Show that $\sum \frac{z^k}{k}$ does not converge uniformly for |z|<1 It's easy to see that the series $\sum \frac{z^k}{k}$ converges locally for |z|<1, by comparison with $\sum z^k$. I'm trying to show why it doesn't converge uniformly. Would it be correct to say uniform convergence for |z|<=1-$\epsilon$ implies uniform convergence for |z| = 1?

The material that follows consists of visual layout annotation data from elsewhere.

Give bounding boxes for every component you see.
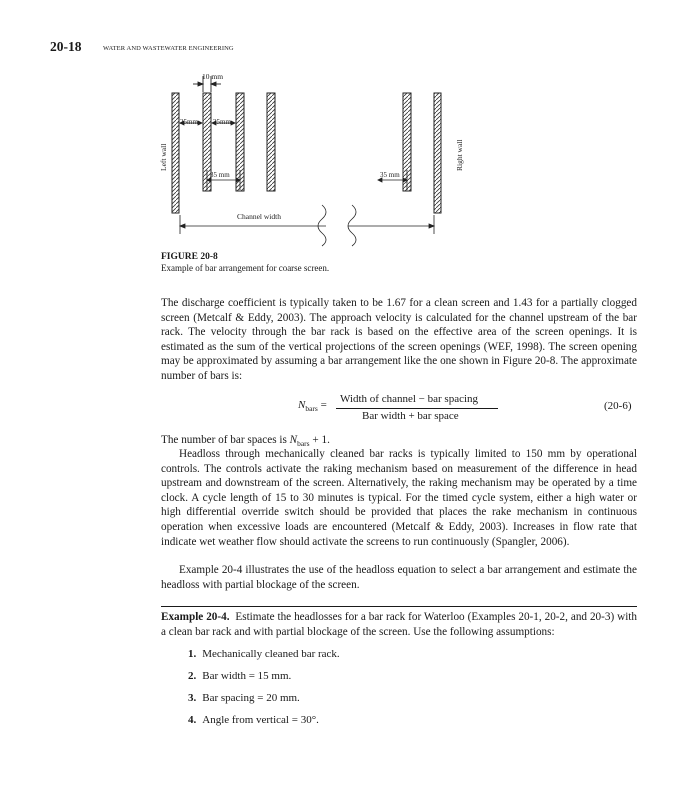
spacing-label-2: 25mm bbox=[213, 118, 231, 126]
page-number: 20-18 bbox=[50, 39, 82, 54]
spacing-label-1: 25mm bbox=[180, 118, 198, 126]
figure-caption-label: FIGURE 20-8 bbox=[161, 252, 218, 262]
assumption-item: 4. Angle from vertical = 30°. bbox=[188, 714, 319, 726]
left-wall bbox=[172, 93, 179, 213]
running-head: WATER AND WASTEWATER ENGINEERING bbox=[103, 45, 234, 52]
assumption-item: 3. Bar spacing = 20 mm. bbox=[188, 692, 300, 704]
paragraph-discharge-coefficient: The discharge coefficient is typically taken to be 1.67 for a clean screen and 1.43 for a partially clogged screen (Metcalf & Eddy, 2003). The approach velocity is calculated for the channel upstream of the bar rack. The velocity through the bar rack is based on the effective area of the screen openings. It is estimated as the sum of the vertical projections of the screen openings (WEF, 1998). The screen opening may be approximated by assuming a bar arrangement like the one shown in Figure 20-8. The approximate number of bars is: bbox=[161, 297, 637, 382]
equation-denominator: Bar width + bar space bbox=[362, 410, 459, 422]
equation-lhs: $N_{bars}$ = bbox=[298, 399, 327, 414]
paragraph-headloss: Headloss through mechanically cleaned bar racks is typically limited to 150 mm by operational controls. The controls activate the raking mechanism based on measurement of the difference in head upstream and downstream of the screen. Alternatively, the raking mechanism may be operated by a time clock. A cycle length of 15 to 30 minutes is typical. For the timed cycle system, either a high water or high differential override switch should be provided that places the rake mechanism in continuous operation when excessive loads are encountered (Metcalf & Eddy, 2003). Increases in flow rate that indicate wet weather flow should activate the screens to run continuously (Spangler, 2006). bbox=[161, 448, 637, 548]
assumption-item: 1. Mechanically cleaned bar rack. bbox=[188, 648, 340, 660]
channel-width-label: Channel width bbox=[237, 212, 281, 221]
paragraph-bar-spaces: The number of bar spaces is $N_{bars} + 1$. bbox=[161, 434, 330, 449]
break-mark-right bbox=[348, 205, 356, 246]
right-wall-label: Right wall bbox=[455, 139, 464, 171]
equation-fraction-line bbox=[336, 408, 498, 409]
bar-3 bbox=[267, 93, 275, 191]
channel-width-dimension bbox=[180, 215, 434, 234]
break-mark-left bbox=[318, 205, 326, 246]
example-divider bbox=[161, 606, 637, 607]
left-gap-label: 35 mm bbox=[210, 171, 230, 179]
example-statement: Example 20-4. Estimate the headlosses for a bar rack for Waterloo (Examples 20-1, 20-2, and 20-3) with a clean bar rack and with partial blockage of the screen. Use the following assumptions: bbox=[161, 611, 637, 638]
right-wall bbox=[434, 93, 441, 213]
left-wall-label: Left wall bbox=[159, 143, 168, 171]
paragraph-example-intro: Example 20-4 illustrates the use of the headloss equation to select a bar arrangement and estimate the headloss with partial blockage of the screen. bbox=[161, 564, 637, 591]
bar-arrangement-figure bbox=[0, 0, 689, 250]
assumption-item: 2. Bar width = 15 mm. bbox=[188, 670, 292, 682]
figure-caption-text: Example of bar arrangement for coarse screen. bbox=[161, 263, 330, 273]
bar-width-label: 10 mm bbox=[202, 72, 224, 81]
right-gap-label: 35 mm bbox=[380, 171, 400, 179]
equation-numerator: Width of channel − bar spacing bbox=[340, 393, 479, 405]
equation-number: (20-6) bbox=[604, 400, 632, 412]
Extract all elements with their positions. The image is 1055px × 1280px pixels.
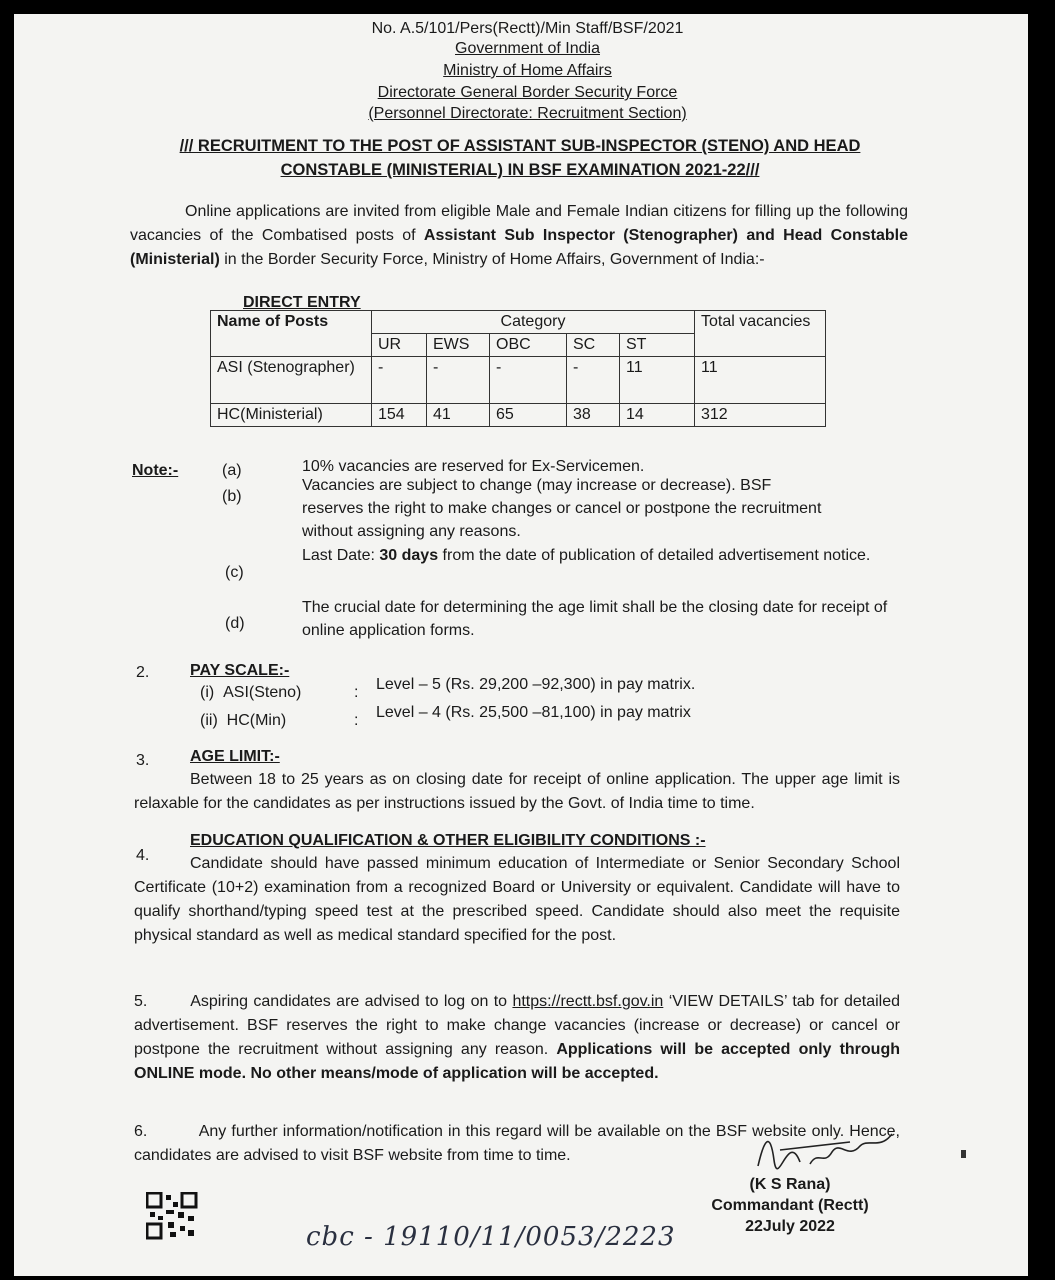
- cell-total: 11: [695, 357, 826, 404]
- note-marker-a: (a): [222, 462, 242, 479]
- education-heading: EDUCATION QUALIFICATION & OTHER ELIGIBILITY CONDITIONS :-: [190, 832, 706, 849]
- post-asi: ASI (Stenographer): [211, 357, 372, 404]
- cell-value: 154: [372, 404, 427, 427]
- vacancy-table: [210, 310, 826, 427]
- intro-paragraph: Online applications are invited from eligible Male and Female Indian citizens for filling up the following vacancies of the Combatised posts of Assistant Sub Inspector (Stenographer) and Head Constable (Ministerial) in the Border Security Force, Ministry of Home Affairs, Government of India:-: [130, 203, 908, 268]
- age-limit-text: Between 18 to 25 years as on closing date for receipt of online application. The upper age limit is relaxable for the candidates as per instructions issued by the Govt. of India time to time.: [134, 771, 900, 812]
- cat-obc: OBC: [490, 334, 567, 357]
- cat-sc: SC: [567, 334, 620, 357]
- signatory-designation: Commandant (Rectt): [711, 1197, 869, 1214]
- section-number-3: 3.: [136, 752, 150, 769]
- header-ministry: Ministry of Home Affairs: [443, 62, 612, 79]
- qr-code-icon: [146, 1192, 198, 1240]
- cat-st: ST: [620, 334, 695, 357]
- section-number-4: 4.: [136, 847, 150, 864]
- cell-value: 11: [620, 357, 695, 404]
- section-number-2: 2.: [136, 664, 150, 681]
- pay-level-asi: Level – 5 (Rs. 29,200 –92,300) in pay matrix.: [376, 676, 696, 693]
- cell-value: -: [372, 357, 427, 404]
- age-limit-heading: AGE LIMIT:-: [190, 748, 280, 765]
- reference-number: No. A.5/101/Pers(Rectt)/Min Staff/BSF/2021: [371, 20, 684, 37]
- note-label: Note:-: [132, 462, 179, 479]
- cell-value: 38: [567, 404, 620, 427]
- cell-value: 14: [620, 404, 695, 427]
- note-marker-d: (d): [225, 615, 245, 632]
- post-hc: HC(Ministerial): [211, 404, 372, 427]
- margin-mark: [961, 1150, 966, 1158]
- para-6: 6. Any further information/notification in this regard will be available on the BSF website only. Hence, candidates are advised to visit BSF website from time to time.: [134, 1123, 901, 1164]
- cat-ews: EWS: [427, 334, 490, 357]
- page-title: /// RECRUITMENT TO THE POST OF ASSISTANT SUB-INSPECTOR (STENO) AND HEAD CONSTABLE (MINISTERIAL) IN BSF EXAMINATION 2021-22///: [179, 137, 861, 179]
- header-government: Government of India: [455, 40, 600, 57]
- header-section: (Personnel Directorate: Recruitment Section): [368, 105, 687, 122]
- cell-value: -: [567, 357, 620, 404]
- col-name-of-posts: Name of Posts: [211, 311, 372, 357]
- note-c: Last Date: 30 days from the date of publication of detailed advertisement notice.: [302, 547, 871, 564]
- note-b: Vacancies are subject to change (may increase or decrease). BSF reserves the right to make changes or cancel or postpone the recruitment without assigning any reasons.: [302, 477, 822, 540]
- note-marker-b: (b): [222, 488, 242, 505]
- cell-value: 65: [490, 404, 567, 427]
- cat-ur: UR: [372, 334, 427, 357]
- table-row: [211, 357, 826, 404]
- pay-sep-2: :: [354, 712, 359, 729]
- pay-level-hc: Level – 4 (Rs. 25,500 –81,100) in pay matrix: [376, 704, 691, 721]
- handwritten-reference: cbc - 19110/11/0053/2223: [306, 1222, 676, 1252]
- col-total-vacancies: Total vacancies: [695, 311, 826, 357]
- header-directorate: Directorate General Border Security Force: [377, 84, 678, 101]
- signature-scribble: [740, 1120, 910, 1180]
- cell-value: -: [490, 357, 567, 404]
- col-category: Category: [372, 311, 695, 334]
- cell-value: -: [427, 357, 490, 404]
- pay-scale-heading: PAY SCALE:-: [190, 662, 290, 679]
- pay-sep-1: :: [354, 684, 359, 701]
- para-5: 5. Aspiring candidates are advised to log on to https://rectt.bsf.gov.in ‘VIEW DETAILS’ tab for detailed advertisement. BSF reserves the right to make change vacancies (increase or decrease) or cancel or postpone the recruitment without assigning any reason. Applications will be accepted only through ONLINE mode. No other means/mode of application will be accepted.: [134, 993, 901, 1082]
- note-a: 10% vacancies are reserved for Ex-Servicemen.: [302, 458, 645, 475]
- table-row: [211, 404, 826, 427]
- cell-value: 41: [427, 404, 490, 427]
- signatory-name: (K S Rana): [749, 1176, 831, 1193]
- cell-total: 312: [695, 404, 826, 427]
- signature-date: 22July 2022: [745, 1218, 835, 1235]
- pay-row-hc: (ii) HC(Min): [200, 712, 287, 729]
- education-text: Candidate should have passed minimum education of Intermediate or Senior Secondary School Certificate (10+2) examination from a recognized Board or University or equivalent. Candidate will have to qualify shorthand/typing speed test at the prescribed speed. Candidate should also meet the requisite physical standard as well as medical standard specified for the post.: [134, 855, 900, 944]
- signature-block: [700, 1174, 880, 1237]
- note-d: The crucial date for determining the age limit shall be the closing date for receipt of online application forms.: [302, 599, 888, 639]
- table-header-row: [211, 311, 826, 334]
- pay-row-asi: (i) ASI(Steno): [200, 684, 302, 701]
- note-marker-c: (c): [225, 564, 244, 581]
- direct-entry-heading: DIRECT ENTRY: [243, 294, 361, 311]
- recruitment-link[interactable]: https://rectt.bsf.gov.in: [512, 993, 664, 1010]
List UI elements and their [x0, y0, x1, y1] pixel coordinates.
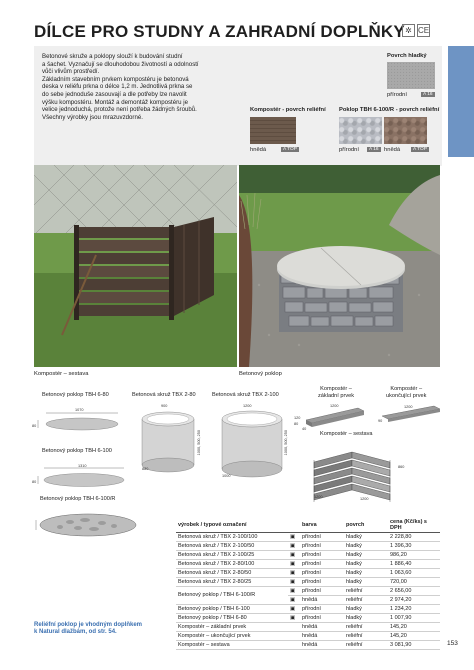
cell-product: Betonová skruž / TBX 2-80/100: [176, 559, 288, 568]
cell-surface: hladký: [344, 541, 388, 550]
dim-label: 80: [294, 422, 299, 426]
table-row: [176, 613, 440, 622]
cell-product: Kompostér – základní prvek: [176, 622, 288, 631]
cell-price: 1 886,40: [388, 559, 440, 568]
cell-color: přírodní: [300, 604, 344, 613]
table-row: [176, 640, 440, 649]
col-header: povrch: [344, 518, 388, 533]
ce-mark-icon: CE: [418, 26, 430, 35]
cell-product: Betonová skruž / TBX 2-100/25: [176, 550, 288, 559]
swatch-tag: A TOP: [413, 147, 427, 152]
page-title: DÍLCE PRO STUDNY A ZAHRADNÍ DOPLŇKY: [34, 22, 405, 41]
cell-color: přírodní: [300, 577, 344, 586]
cell-color: přírodní: [300, 559, 344, 568]
product-icon: ▣: [288, 604, 300, 613]
dim-label: 120: [294, 416, 301, 420]
cell-product: Betonová skruž / TBX 2-80/50: [176, 568, 288, 577]
dim-label: 1000, 500, 250: [284, 430, 288, 456]
cell-price: 145,20: [388, 631, 440, 640]
swatch-tbh-title: Poklop TBH 6-100/R - povrch reliéfní: [339, 107, 440, 113]
swatch-smooth-caption: přírodní: [387, 92, 407, 98]
product-icon: ▣: [288, 533, 300, 542]
table-row: [176, 586, 440, 595]
cell-surface: hladký: [344, 559, 388, 568]
cell-price: 986,20: [388, 550, 440, 559]
intro-line: deska v reliéfu prkna o délce 1,2 m. Jednotlivá prkna se: [42, 83, 193, 91]
product-icon: [288, 640, 300, 649]
col-header-icon: [288, 518, 300, 533]
product-icon: ▣: [288, 586, 300, 595]
table-row: [176, 568, 440, 577]
table-row: [176, 533, 440, 542]
cell-color: přírodní: [300, 568, 344, 577]
cell-color: přírodní: [300, 613, 344, 622]
label-line: Kompostér –: [390, 386, 423, 392]
cell-price: 2 656,00: [388, 586, 440, 595]
dim-label: 40: [302, 427, 307, 431]
swatch-relief-caption: hnědá: [250, 147, 267, 153]
product-icon: [288, 631, 300, 640]
chapter-tab: [448, 46, 474, 157]
dim-label: 80: [32, 480, 37, 484]
table-row: [176, 550, 440, 559]
swatch-relief-sample: [250, 117, 296, 144]
photo-well-cover: [239, 165, 440, 367]
label-line: Kompostér –: [320, 386, 352, 392]
drawing-label-poklop-6100r: Betonový poklop TBH 6-100/R: [40, 496, 116, 502]
swatch-tbh-caption: přírodní: [339, 147, 359, 153]
cell-price: 1 234,20: [388, 604, 440, 613]
cell-color: přírodní: [300, 533, 344, 542]
drawing-komp-sestava: [304, 440, 404, 510]
cell-product: Betonová skruž / TBX 2-100/100: [176, 533, 288, 542]
cell-color: přírodní: [300, 541, 344, 550]
cell-product: Betonový poklop / TBH 6-80: [176, 613, 288, 622]
cell-surface: reliéfní: [344, 640, 388, 649]
cell-price: 2 974,20: [388, 595, 440, 604]
cell-color: hnědá: [300, 595, 344, 604]
cell-price: 145,20: [388, 622, 440, 631]
label-line: ukončující prvek: [386, 392, 427, 399]
product-icon: ▣: [288, 568, 300, 577]
dim-label: 860: [398, 465, 405, 469]
table-row: [176, 559, 440, 568]
swatch-tag: A 16: [423, 92, 433, 97]
cell-product: Betonový poklop / TBH 6-100/R: [176, 586, 288, 604]
product-icon: ▣: [288, 613, 300, 622]
drawing-poklop-680: [34, 402, 124, 434]
product-icon: [288, 622, 300, 631]
swatch-smooth-title: Povrch hladký: [387, 53, 427, 59]
cell-surface: reliéfní: [344, 622, 388, 631]
swatch-tbh-caption: hnědá: [384, 147, 401, 153]
intro-line: Všechny výrobky jsou mrazuvzdorné.: [42, 113, 143, 121]
cell-price: 1 063,60: [388, 568, 440, 577]
intro-line: vůči vlivům prostředí.: [42, 68, 100, 76]
table-row: [176, 622, 440, 631]
product-icon: ▣: [288, 541, 300, 550]
product-icon: ▣: [288, 577, 300, 586]
swatch-tag: A TOP: [283, 147, 297, 152]
table-row: [176, 541, 440, 550]
swatch-tag: A 16: [369, 147, 379, 152]
cell-color: hnědá: [300, 631, 344, 640]
intro-line: výšku kompostéru. Montáž a demontáž kompostéru je: [42, 98, 188, 106]
cell-color: hnědá: [300, 622, 344, 631]
drawing-label-skruz-2100: Betonová skruž TBX 2-100: [212, 392, 279, 398]
swatch-tbh-natural: [339, 117, 382, 144]
table-row: [176, 604, 440, 613]
dim-label: 80: [32, 424, 37, 428]
cell-surface: hladký: [344, 613, 388, 622]
col-header: výrobek / typové označení: [176, 518, 288, 533]
note-line: Reliéfní poklop je vhodným doplňkem: [34, 622, 143, 628]
drawing-label-skruz-280: Betonová skruž TBX 2-80: [132, 392, 196, 398]
dim-label: 90: [378, 419, 383, 423]
photo-well-cover-caption: Betonový poklop: [239, 371, 282, 377]
cell-surface: hladký: [344, 568, 388, 577]
intro-line: velice jednoduchá, protože není potřeba žádných šroubů.: [42, 106, 197, 114]
intro-line: a šachet. Vyznačují se dlouhodobou životností a odolností: [42, 60, 199, 68]
drawing-poklop-6100r: [30, 508, 140, 546]
header-icons: [402, 24, 430, 37]
cell-product: Kompostér – ukončující prvek: [176, 631, 288, 640]
col-header: cena (Kč/ks) s DPH: [388, 518, 440, 533]
table-row: [176, 577, 440, 586]
drawing-label-poklop-6100: Betonový poklop TBH 6-100: [42, 448, 112, 454]
dim-label: 880: [142, 467, 149, 471]
intro-line: Betonové skruže a poklopy slouží k budování studní: [42, 53, 183, 60]
cell-price: 1 007,90: [388, 613, 440, 622]
photo-composter-caption: Kompostér – sestava: [34, 371, 89, 377]
photo-composter: [34, 165, 237, 367]
cell-product: Betonová skruž / TBX 2-80/25: [176, 577, 288, 586]
price-table-header: [176, 518, 440, 533]
cell-price: 1 396,30: [388, 541, 440, 550]
drawing-skruz-280: [128, 402, 208, 482]
cell-surface: reliéfní: [344, 631, 388, 640]
dim-label: 1200: [330, 404, 339, 408]
drawing-poklop-6100: [34, 458, 129, 490]
cell-surface: hladký: [344, 604, 388, 613]
drawing-label-poklop-680: Betonový poklop TBH 6-80: [42, 392, 109, 398]
dim-label: 1310: [78, 464, 87, 468]
product-icon: ▣: [288, 595, 300, 604]
table-row: [176, 631, 440, 640]
swatch-relief-title: Kompostér - povrch reliéfní: [250, 107, 326, 113]
price-table: [176, 518, 440, 650]
intro-text: [42, 53, 212, 121]
dim-label: 1000: [222, 474, 231, 478]
cell-price: 3 081,90: [388, 640, 440, 649]
cell-surface: reliéfní: [344, 595, 388, 604]
page-number: 153: [447, 640, 458, 647]
frost-icon: ✲: [402, 24, 415, 37]
cell-product: Betonový poklop / TBH 6-100: [176, 604, 288, 613]
cell-product: Kompostér – sestava: [176, 640, 288, 649]
swatch-tbh-brown: [384, 117, 427, 144]
cell-price: 720,00: [388, 577, 440, 586]
dim-label: 900: [161, 404, 168, 408]
intro-line: Základním stavebním prvkem kompostéru je betonová: [42, 75, 189, 83]
label-line: základní prvek: [318, 392, 355, 399]
cell-color: přírodní: [300, 586, 344, 595]
cell-surface: hladký: [344, 533, 388, 542]
intro-line: do sebe jednoduše zasouvají a dle potřeby lze navolit: [42, 90, 187, 98]
drawing-label-komp-ukon: [386, 386, 426, 399]
cell-color: hnědá: [300, 640, 344, 649]
swatch-smooth-sample: [387, 62, 435, 89]
cell-surface: hladký: [344, 577, 388, 586]
dim-label: 1200: [404, 405, 413, 409]
dim-label: 1070: [75, 408, 84, 412]
dim-label: 1000, 500, 250: [197, 430, 201, 456]
drawing-label-komp-zakl: [318, 386, 354, 399]
cell-surface: hladký: [344, 550, 388, 559]
cell-product: Betonová skruž / TBX 2-100/50: [176, 541, 288, 550]
drawing-label-komp-sestava: Kompostér – sestava: [320, 431, 373, 437]
product-icon: ▣: [288, 559, 300, 568]
relief-cover-note: [34, 622, 142, 637]
cell-price: 2 228,80: [388, 533, 440, 542]
dim-label: 1200: [314, 495, 323, 499]
product-icon: ▣: [288, 550, 300, 559]
note-line: k Natural dlažbám, od str. 54.: [34, 629, 117, 636]
cell-surface: reliéfní: [344, 586, 388, 595]
cell-color: přírodní: [300, 550, 344, 559]
drawing-komp-ukon: [378, 400, 448, 430]
col-header: barva: [300, 518, 344, 533]
dim-label: 1200: [360, 497, 369, 501]
dim-label: 1200: [243, 404, 252, 408]
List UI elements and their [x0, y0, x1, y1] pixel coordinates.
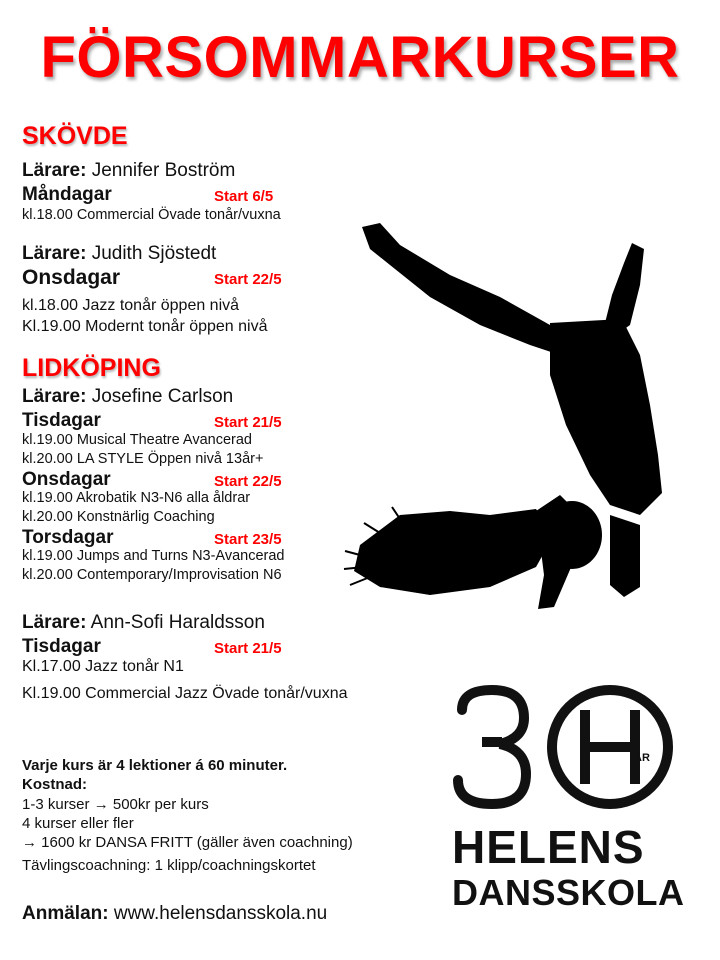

 A: Indeed not. Uniform convergence in the closed $(1-\varepsilon)$-disk does not mean uniform convergence over the open $1$-disk. What would be right is this : let $\varepsilon > 0$. If you choose any $\delta > 0$ and wish to find $z_1, z_2$ with $|z_1 - z_2| < \delta$ and $|\sum_{k} z_1^k/k - \sum_k z_2^k/k| \ge \varepsilon$, notice that if you take $z_1 = x$ and $z_2 = (1-\frac {\delta}2)x$ ($x$ is meant to be real here), then 
$$
\left| \sum_k \frac {x^k}k - \sum_k \frac{\left( 1 - \frac {\delta}2 \right)^k x^k}k \right| = \left| \sum_k \frac{ \left( 1 - (1-\delta/2)^k \right) x^k}k \right| \to \infty
$$
as $x \nearrow 1$, so in particular we can find an $x$ so that the latter is $\ge \varepsilon$. Therefore you cannot hope to bound the difference no matter how close $z_1$ and $z_2$ get. 
Hope that helps,
A: Hint 1: Note that the Harmonic Series diverges,
$$
\sum_{k=1}^\infty\frac1k=\infty
$$
and that the terms of the series
$$
\sum_{k=1}^\infty\frac{z^k}k
$$
increase monotonically to those of the harmonic series as $z\to1^-$ along $\mathbb{R}$. Thus,
$$
\lim_{\substack{z\to1^-\\z\in\mathbb{R}}}\sum_{k=1}^\infty\frac{z^k}k=\infty
$$
Hint 2:
$$
\sum_{k=1}^\infty\frac{z^k}k=-\log(1-z)
$$